Legalized euthanasia divides doctors and patients
Friday, April 29, 2016
by Martin Barillas
Maryland lawmakers recently withdrew from consideration legislation that would have permitted physician-assisted suicide. Five states have already legalized the controversial practice, while other states are considering its legalization. Opponents of the practice contend that while many patients are being exposed to it, they may not have the capacity – due to their medical condition – to make an informed decision.
In Maryland, Dr. Francisco Hoyos, a medical doctor who specializes in sleep disorders, spoke to members of Maryland’s legislature to encourage them to improve, promote and advance palliative care instead of dividing the community, and physicians from their patients, with proposals to terminate medically the lives of patients.
In a statement released after his testimony was delivered, Dr. Hoyos gave responses to questions about physician-assisted suicide and its ramifications for medicine, and human rights. When asked about issues that arise with permitting the practice, Hoyos wrote: “These types of bills are divisive and violate the sanctity of life. As a physician, it is part of our principles to be on the patient's side and to protect them. We took the Hippocratic Oath, ‘I will not give poison to anyone though asked to do so.’"
Dr. Hoyos pointed out that many patients actually live well past the projections made for their life-span following diagnosis of a life-threatening illness. “Proponents of this legislation,” said Hoyos, say that patients with a terminal illness should be given the drugs to kill themselves. “However, we have seen that patients have lived for several years past their initial six-month diagnosis. This is a clear example that this concept is not evidence-based; the diagnosis is no safeguard at all.”
He also expressed concern that physicians who refuse to prescribe life-terminating drugs will be isolated within the medical community. 
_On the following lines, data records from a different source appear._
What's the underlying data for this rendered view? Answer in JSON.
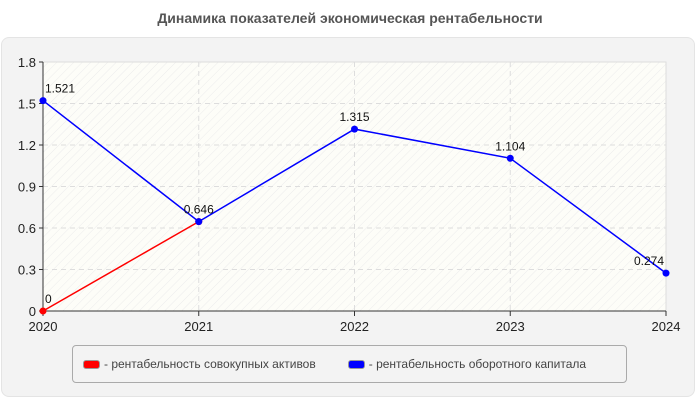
{
  "title": "Динамика показателей экономическая рентабельности",
  "chart_data": {
    "type": "line",
    "title": "Динамика показателей экономическая рентабельности",
    "xlabel": "",
    "ylabel": "",
    "x": [
      "2020",
      "2021",
      "2022",
      "2023",
      "2024"
    ],
    "ylim": [
      0,
      1.8
    ],
    "yticks": [
      "0",
      "0.3",
      "0.6",
      "0.9",
      "1.2",
      "1.5",
      "1.8"
    ],
    "grid": true,
    "legend_position": "bottom",
    "series": [
      {
        "name": "- рентабельность совокупных активов",
        "color": "#ff0000",
        "values": [
          0,
          0.646,
          null,
          null,
          null
        ],
        "labels": [
          "0",
          "",
          "",
          "",
          ""
        ]
      },
      {
        "name": "- рентабельность оборотного капитала",
        "color": "#0000ff",
        "values": [
          1.521,
          0.646,
          1.315,
          1.104,
          0.274
        ],
        "labels": [
          "1.521",
          "0.646",
          "1.315",
          "1.104",
          "0.274"
        ]
      }
    ]
  },
  "legend": {
    "items": [
      {
        "label": "- рентабельность совокупных активов",
        "color": "#ff0000"
      },
      {
        "label": "- рентабельность оборотного капитала",
        "color": "#0000ff"
      }
    ]
  }
}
Dr. Hoyos, who practices at Providence Hospital in Washington DC, also said that medical providers need to promote “good palliative, family-centered care with our associates and communities and be prepared to face it and to talk about it.” Calling for unity among physicians and others in the medical community, Dr. Hoyos said that when patients ask for physician-assisted suicide, they should be instead given “different resources to meet their needs without going to the extreme of killing themselves.”
Francisco Hoyos, MD
The impact of allowing physician-assisted suicide has been seen in the states that allow the practice. In Oregon, for example, cancer patients Barbara Wagner and Randy Stroup, Oregonians were both informed by the Oregon Health Plan that under Obamacare, physician-assisted suicide would be covered but not life-saving prescribed chemotherapy.
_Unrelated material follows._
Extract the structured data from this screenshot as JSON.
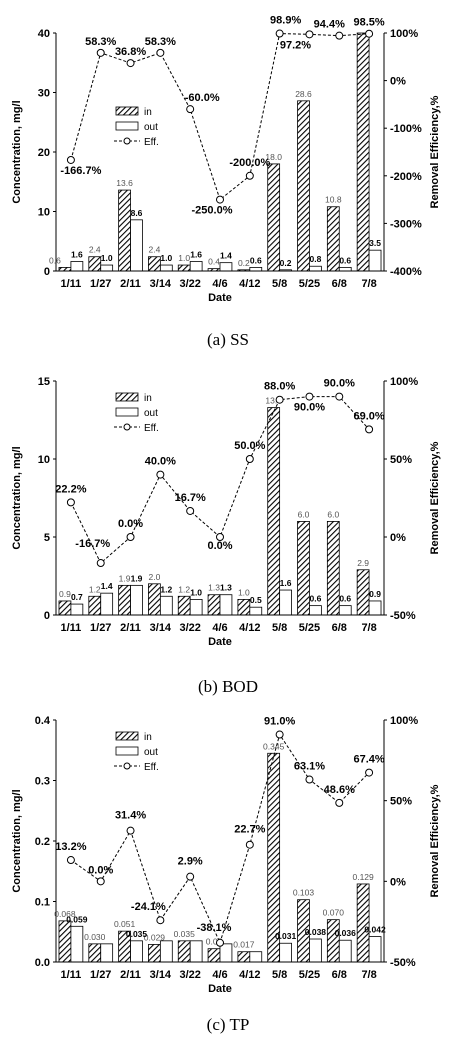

Elsewhere in the world, where physician-assisted suicide is legalized, are emerging to permit the removal of healthy organs from patients even before they die. For example, in March, medical researcher Jan Bollen advocated the practice of “heart-beating organ donation euthanasia” in the UK-based  Journal of Medical Ethics. This would involve an operation in which organs would be taken from still-living patients who have ostensibly given permission.
Reacting to the journal article, Fiona Bruce – a member of the British parliament – said that vulnerable people are in danger. She said, “The authors of the paper themselves confirm that the combination of euthanasia and organ donation could undermine doctors' motivations and encourage them to look beyond just the well-being of their patient. What this paper reveals is yet another way in which vulnerable people – to whom we owe greatest support and protection – would be put under pressure to end their lives prematurely. That strikes at the heart of a compassionate society, and confirms that Parliament made the right decision when it decisively rejected proposals to legalise physician-assisted suicide.”
Dr. Hoyos serves as chair of the Ethics Committee and director of the Internal Medicine Residency program at Providence Hospital, which is part of the Ascension system of medical care providers.